İlk 60K'nın sonlarına doğru yabancı bir arkadaş ile koşmaya başladım. İngilizce aksanını anlamakta çok zorlandım ve bazen tekrar etmesini rica ettim. Muhabbet etmeye çalışırken iki defa dönüşü kaçırınca ben yine gerildim. 60K'daki drop-bag noktası zaten başlangıç alanı oluyor. Buraya vardığımızda çadıra doğru yönelmeme rağmen girişte görevli aşağıya doğru gitmemiz gerektiğini söyledi. Bir miktar inince Aykut bizi gördü ve neden drop-bag çadırına gitmediğimizi sordu. Biz de bunun için bizi aşağıya yönlendirdiklerini söyleyince hemen geri dönüp çadıra gittik. Ben çantamı alıp powerade ile zencefilli bisküvilerimi yuttum. Çantayı teslim edip yemek alanının nerede olduğunu sordum. Aşağıyı gösterdiler. Aşağıdaki bitiş çizgisine doğru geldiğimde oradakilere tekrar yemek alanını sordum. Yukarıda dediler.
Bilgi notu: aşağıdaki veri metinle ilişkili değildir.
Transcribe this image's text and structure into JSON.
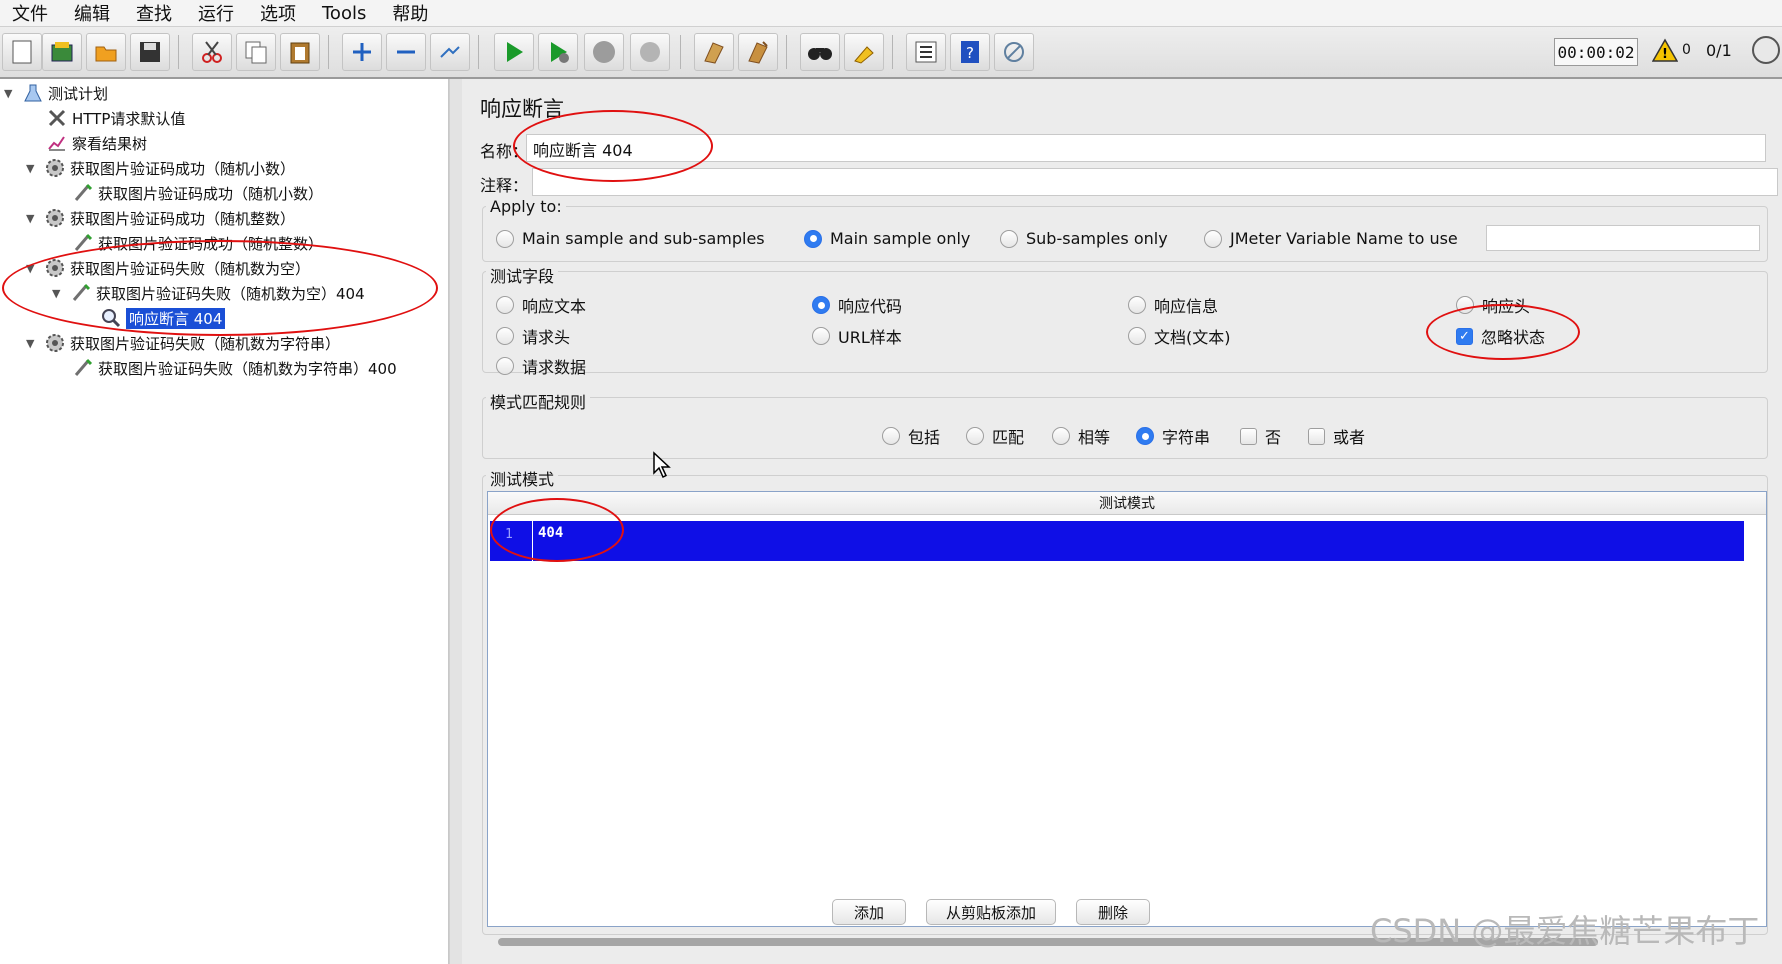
{
  "menu": [
    "文件",
    "编辑",
    "查找",
    "运行",
    "选项",
    "Tools",
    "帮助"
  ],
  "toolbar": {
    "buttons": [
      "new-icon",
      "templates-icon",
      "open-icon",
      "save-icon",
      "cut-icon",
      "copy-icon",
      "paste-icon",
      "expand-icon",
      "collapse-icon",
      "toggle-icon",
      "start-icon",
      "start-no-pause-icon",
      "stop-icon",
      "shutdown-icon",
      "clear-icon",
      "clear-all-icon",
      "search-icon",
      "reset-search-icon",
      "function-helper-icon",
      "help-icon",
      "remote-icon"
    ],
    "timer": "00:00:02",
    "warnings": "0",
    "threads": "0/1"
  },
  "tree": {
    "items": [
      {
        "label": "测试计划",
        "icon": "test-plan-icon",
        "level": 0,
        "expanded": true
      },
      {
        "label": "HTTP请求默认值",
        "icon": "config-icon",
        "level": 1
      },
      {
        "label": "察看结果树",
        "icon": "listener-icon",
        "level": 1
      },
      {
        "label": "获取图片验证码成功（随机小数）",
        "icon": "thread-group-icon",
        "level": 1,
        "expanded": true
      },
      {
        "label": "获取图片验证码成功（随机小数）",
        "icon": "sampler-icon",
        "level": 2
      },
      {
        "label": "获取图片验证码成功（随机整数）",
        "icon": "thread-group-icon",
        "level": 1,
        "expanded": true
      },
      {
        "label": "获取图片验证码成功（随机整数）",
        "icon": "sampler-icon",
        "level": 2
      },
      {
        "label": "获取图片验证码失败（随机数为空）",
        "icon": "thread-group-icon",
        "level": 1,
        "expanded": true
      },
      {
        "label": "获取图片验证码失败（随机数为空）404",
        "icon": "sampler-icon",
        "level": 2,
        "expanded": true
      },
      {
        "label": "响应断言 404",
        "icon": "assertion-icon",
        "level": 3,
        "selected": true
      },
      {
        "label": "获取图片验证码失败（随机数为字符串）",
        "icon": "thread-group-icon",
        "level": 1,
        "expanded": true
      },
      {
        "label": "获取图片验证码失败（随机数为字符串）400",
        "icon": "sampler-icon",
        "level": 2
      }
    ]
  },
  "panel": {
    "title": "响应断言",
    "name_label": "名称：",
    "name_value": "响应断言 404",
    "comment_label": "注释：",
    "comment_value": "",
    "apply_to": {
      "title": "Apply to:",
      "options": [
        "Main sample and sub-samples",
        "Main sample only",
        "Sub-samples only",
        "JMeter Variable Name to use"
      ],
      "selected": "Main sample only",
      "variable_value": ""
    },
    "test_field": {
      "title": "测试字段",
      "options": [
        "响应文本",
        "响应代码",
        "响应信息",
        "响应头",
        "请求头",
        "URL样本",
        "文档(文本)",
        "请求数据"
      ],
      "selected": "响应代码",
      "ignore_status_label": "忽略状态",
      "ignore_status": true
    },
    "pattern_rules": {
      "title": "模式匹配规则",
      "radios": [
        "包括",
        "匹配",
        "相等",
        "字符串"
      ],
      "selected": "字符串",
      "checks": [
        "否",
        "或者"
      ]
    },
    "patterns": {
      "title": "测试模式",
      "column": "测试模式",
      "rows": [
        {
          "line": "1",
          "value": "404"
        }
      ]
    },
    "buttons": {
      "add": "添加",
      "add_clipboard": "从剪贴板添加",
      "delete": "删除"
    }
  },
  "watermark": "CSDN @最爱焦糖芒果布丁",
  "colors": {
    "selection": "#1a4fd6",
    "pattern_row": "#0f0fe6",
    "radio_on": "#2f7bf0",
    "annotation": "#e01010"
  }
}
Tekrar yukarı çıkmak istemediğimden rotanın nereden devam ettiğini sordum, yandan bir kestirme ile başladığımız yöne doğru gitmem gerektiğini söyledi arkadaş. Emin misin ben ana caddeden aşağı inmem gerekir diye biliyordum dedim, o da emin değilim deyince benim gözlerim hafiften kararmaya başladı. Tekrar yukarı çıkıp çadıra doğru giderken Aykut'u görüp seslendim. Aydın Bey de oradaydı ve bana aşağıda gösterilen yönün doğru olduğunu söylediler, inip koşmaya devam ettim. Yemeği falan da unuttum artık. Biraz ilerleyince farkettim ki yemek alanına uğramadığım için su mataralarım da boş kalmış. Karşımda bir çeşme görünce doldurup devam ettim. Burada da çok gergin olduğumu sonradan farkettim. Aslında soğuk kanlı olabilsem bu kadar sorun yaşamadan devam edebilirdim. Özellikle drop-bag noktalarında bir karmaşa olabileceğini unutmamak, sakin olabilmek ve yarış öncesi bu alanı iyice öğrenip çalışmak gerekiyormuş. Bunu da öğrenmiş oldum. Aykut olmasa maymun gibi oradan oraya zıplayıp duracaktım. Çok teşekkürler Aykut. Bu yarışta desteğin paha biçilmez gerçekten.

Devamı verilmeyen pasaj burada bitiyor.